The healthcare industry is growing worried after the head of the Food and Drug Administration suggested that a federal law to prevent kickbacks should be used to rein in high drug prices.
Wall Street analysts say FDA Commissioner Scott Gottlieb’s remarks signal that the administration could be more aggressive than it has been in taking on high drug prices and the drug rebate system.
Gottlieb and Health and Human Services Secretary Alex Azar recently have been criticizing the rebate system used by insurers and drug middlemen, called pharmacy benefit managers, to negotiate for discounts to pharmaceuticals. The officials have said that consumers don’t receive enough of the discounts negotiated between payers and drugmakers.
But Gottlieb surprised the healthcare industry Thursday during a speech before the Food, Drug and Law Institute in Washington. He said the federal government could re-examine if the rebates should no longer be exempt from a federal law that prohibits kickbacks.
“Such a step could help restore some semblance of reality to the relationship between list and negotiated prices, and thereby boost affordability and competition,” Gottlieb said in his prepared remarks.
The federal Anti-Kickback Statute prohibits any reward or kickback used to receive business from a federal healthcare program. But it does not apply to discounts for drugs reimbursed through programs such as Medicare or Medicaid. That is what Gottlieb says should be re-examined.
Gottlieb is likely talking only about federal programs such as Medicare Part D or Part B, which reimburse private payers for drugs.
Federal action on combating high drug prices so far has been limited to improving the speed of approval of generic drugs, but Azar and Gottlieb’s comments have created new concerns for the industry.
“The speeches by Azar and now Gottlieb increase the uncertainty and show a willingness by the administration to get more aggressive,” the Wall Street research firm Evercore ISI wrote in a research note reported by Reuters. “The government could threaten fines or other legal action to force changes in the rebate system that could potentially pressure the gross-to-spread and impact economics in the drug channel.”
The comments are likely to be a “warning shot” to the entire drug chain, one analyst said.
“The Trump administration and the GOP have always promoted competition and market forces as the best way to bring down drug prices, instead of the more regulatory bent of Democrats,” Rick Weissenstein, an analyst with the Cowen Washington Research Group, wrote in a note Thursday. “Gottlieb is warning that if you don’t let the market work, you will be faced with more draconian solutions in the future.”
Gottlieb’s comments also elicited a heated response from the pharmacy benefit manager group Pharmaceutical Care Management Association.
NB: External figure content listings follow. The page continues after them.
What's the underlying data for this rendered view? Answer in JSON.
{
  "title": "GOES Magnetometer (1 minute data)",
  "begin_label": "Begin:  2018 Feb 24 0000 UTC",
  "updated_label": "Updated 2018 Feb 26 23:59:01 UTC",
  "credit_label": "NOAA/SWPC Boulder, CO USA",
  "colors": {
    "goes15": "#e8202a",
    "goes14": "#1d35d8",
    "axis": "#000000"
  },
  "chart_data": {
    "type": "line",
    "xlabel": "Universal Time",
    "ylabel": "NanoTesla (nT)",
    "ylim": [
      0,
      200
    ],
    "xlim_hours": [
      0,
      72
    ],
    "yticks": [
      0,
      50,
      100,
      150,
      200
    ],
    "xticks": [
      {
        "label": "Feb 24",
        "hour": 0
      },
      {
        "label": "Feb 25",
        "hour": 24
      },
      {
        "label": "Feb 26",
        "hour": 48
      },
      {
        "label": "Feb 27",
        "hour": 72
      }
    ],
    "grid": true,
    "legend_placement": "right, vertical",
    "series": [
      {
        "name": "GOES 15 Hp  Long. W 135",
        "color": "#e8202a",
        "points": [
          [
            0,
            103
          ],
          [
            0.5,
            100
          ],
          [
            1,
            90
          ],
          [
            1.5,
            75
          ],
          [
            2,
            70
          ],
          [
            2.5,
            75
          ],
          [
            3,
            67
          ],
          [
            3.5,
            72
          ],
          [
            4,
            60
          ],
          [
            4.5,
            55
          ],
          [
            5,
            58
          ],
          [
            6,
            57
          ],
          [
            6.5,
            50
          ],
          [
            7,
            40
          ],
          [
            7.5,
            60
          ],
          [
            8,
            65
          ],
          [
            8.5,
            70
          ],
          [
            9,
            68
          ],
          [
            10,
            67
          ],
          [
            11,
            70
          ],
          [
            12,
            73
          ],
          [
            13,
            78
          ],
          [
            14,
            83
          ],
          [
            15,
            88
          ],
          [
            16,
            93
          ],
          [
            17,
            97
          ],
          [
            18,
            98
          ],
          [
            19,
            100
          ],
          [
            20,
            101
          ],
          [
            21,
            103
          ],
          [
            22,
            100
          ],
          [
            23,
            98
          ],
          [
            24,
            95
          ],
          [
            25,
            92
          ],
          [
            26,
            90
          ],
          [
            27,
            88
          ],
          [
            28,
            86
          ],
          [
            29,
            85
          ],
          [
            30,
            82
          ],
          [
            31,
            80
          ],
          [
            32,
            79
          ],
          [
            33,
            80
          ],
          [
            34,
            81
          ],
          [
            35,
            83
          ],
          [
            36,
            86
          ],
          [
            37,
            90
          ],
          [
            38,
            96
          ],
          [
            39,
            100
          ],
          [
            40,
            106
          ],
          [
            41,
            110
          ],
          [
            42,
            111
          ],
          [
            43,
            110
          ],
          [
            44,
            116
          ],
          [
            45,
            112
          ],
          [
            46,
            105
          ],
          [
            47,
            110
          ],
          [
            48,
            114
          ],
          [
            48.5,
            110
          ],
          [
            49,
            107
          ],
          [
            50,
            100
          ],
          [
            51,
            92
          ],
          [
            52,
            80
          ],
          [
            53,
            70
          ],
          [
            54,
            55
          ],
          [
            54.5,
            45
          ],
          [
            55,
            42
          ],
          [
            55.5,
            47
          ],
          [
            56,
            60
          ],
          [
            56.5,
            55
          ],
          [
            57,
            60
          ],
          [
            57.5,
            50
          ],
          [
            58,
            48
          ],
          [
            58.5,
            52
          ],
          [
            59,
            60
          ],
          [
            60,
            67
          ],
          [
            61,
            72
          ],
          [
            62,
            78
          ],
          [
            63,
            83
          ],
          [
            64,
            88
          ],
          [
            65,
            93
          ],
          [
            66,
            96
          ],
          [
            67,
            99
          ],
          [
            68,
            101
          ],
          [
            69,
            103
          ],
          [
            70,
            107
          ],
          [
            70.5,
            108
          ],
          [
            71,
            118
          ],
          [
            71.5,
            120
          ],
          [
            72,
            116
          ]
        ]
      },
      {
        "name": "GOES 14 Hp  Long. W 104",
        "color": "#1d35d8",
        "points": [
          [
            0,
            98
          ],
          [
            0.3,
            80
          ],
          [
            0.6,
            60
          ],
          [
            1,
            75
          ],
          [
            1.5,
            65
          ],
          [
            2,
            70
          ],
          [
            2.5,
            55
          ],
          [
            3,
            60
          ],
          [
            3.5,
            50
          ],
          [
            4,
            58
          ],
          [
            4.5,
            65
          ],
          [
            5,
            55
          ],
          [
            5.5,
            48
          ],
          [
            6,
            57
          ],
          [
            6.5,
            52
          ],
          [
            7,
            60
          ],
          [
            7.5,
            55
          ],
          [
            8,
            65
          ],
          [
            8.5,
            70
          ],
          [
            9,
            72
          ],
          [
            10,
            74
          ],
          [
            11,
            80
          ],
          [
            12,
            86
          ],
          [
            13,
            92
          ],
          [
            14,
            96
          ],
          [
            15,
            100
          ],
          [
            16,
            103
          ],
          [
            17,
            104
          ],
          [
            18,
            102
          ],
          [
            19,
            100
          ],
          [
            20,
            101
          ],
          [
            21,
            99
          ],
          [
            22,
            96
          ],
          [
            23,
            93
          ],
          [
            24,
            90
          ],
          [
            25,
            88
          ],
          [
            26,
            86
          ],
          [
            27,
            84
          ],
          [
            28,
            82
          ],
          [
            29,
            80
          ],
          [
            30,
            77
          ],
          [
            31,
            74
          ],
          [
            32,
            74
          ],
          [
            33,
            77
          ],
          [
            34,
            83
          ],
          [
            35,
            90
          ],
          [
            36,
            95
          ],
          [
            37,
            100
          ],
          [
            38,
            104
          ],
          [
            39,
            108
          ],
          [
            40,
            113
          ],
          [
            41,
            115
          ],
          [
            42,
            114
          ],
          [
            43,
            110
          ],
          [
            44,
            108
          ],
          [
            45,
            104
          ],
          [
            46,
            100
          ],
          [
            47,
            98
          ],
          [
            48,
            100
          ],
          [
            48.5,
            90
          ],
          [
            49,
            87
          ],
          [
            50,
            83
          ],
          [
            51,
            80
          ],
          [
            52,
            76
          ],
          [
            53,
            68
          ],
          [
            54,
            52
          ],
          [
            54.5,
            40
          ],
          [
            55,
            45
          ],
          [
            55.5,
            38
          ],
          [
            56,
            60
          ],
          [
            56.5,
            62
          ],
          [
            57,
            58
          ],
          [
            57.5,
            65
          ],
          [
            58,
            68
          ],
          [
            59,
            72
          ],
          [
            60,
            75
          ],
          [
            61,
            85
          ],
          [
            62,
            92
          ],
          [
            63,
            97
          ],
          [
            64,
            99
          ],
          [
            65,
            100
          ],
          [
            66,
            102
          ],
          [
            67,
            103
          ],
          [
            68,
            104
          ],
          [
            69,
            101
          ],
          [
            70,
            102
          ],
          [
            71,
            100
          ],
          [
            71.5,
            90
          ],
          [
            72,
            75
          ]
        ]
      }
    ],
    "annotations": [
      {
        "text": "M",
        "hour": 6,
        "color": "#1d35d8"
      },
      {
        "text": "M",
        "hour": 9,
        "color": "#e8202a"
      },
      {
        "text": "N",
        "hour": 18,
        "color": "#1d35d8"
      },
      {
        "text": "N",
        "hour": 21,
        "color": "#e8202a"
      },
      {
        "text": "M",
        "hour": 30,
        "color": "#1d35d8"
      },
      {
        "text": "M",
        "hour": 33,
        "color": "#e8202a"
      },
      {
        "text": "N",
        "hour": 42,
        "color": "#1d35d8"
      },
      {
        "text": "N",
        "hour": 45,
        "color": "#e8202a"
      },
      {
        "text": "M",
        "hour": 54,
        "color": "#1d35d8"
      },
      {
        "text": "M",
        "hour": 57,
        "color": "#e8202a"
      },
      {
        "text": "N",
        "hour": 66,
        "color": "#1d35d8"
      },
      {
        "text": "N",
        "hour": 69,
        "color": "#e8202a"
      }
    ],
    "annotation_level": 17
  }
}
“Getting rid of rebates would leave patients and payers, including Medicaid and Medicare, at the mercy of drug manufacturer pricing strategies,” the group said. “PBMs have long encouraged manufacturers to offer payers alternative ways to reduce net costs.”
The group said the problem is that drug companies set high list prices “according to whatever the market will bear.”
The pharmaceutical industry in turn has tried to paint insurers and pharmaceutical benefit managers, which oversee drug plans for employer-sponsored and union health plans, as the problem with drug prices because of the complicated system used to extract rebates for drugs.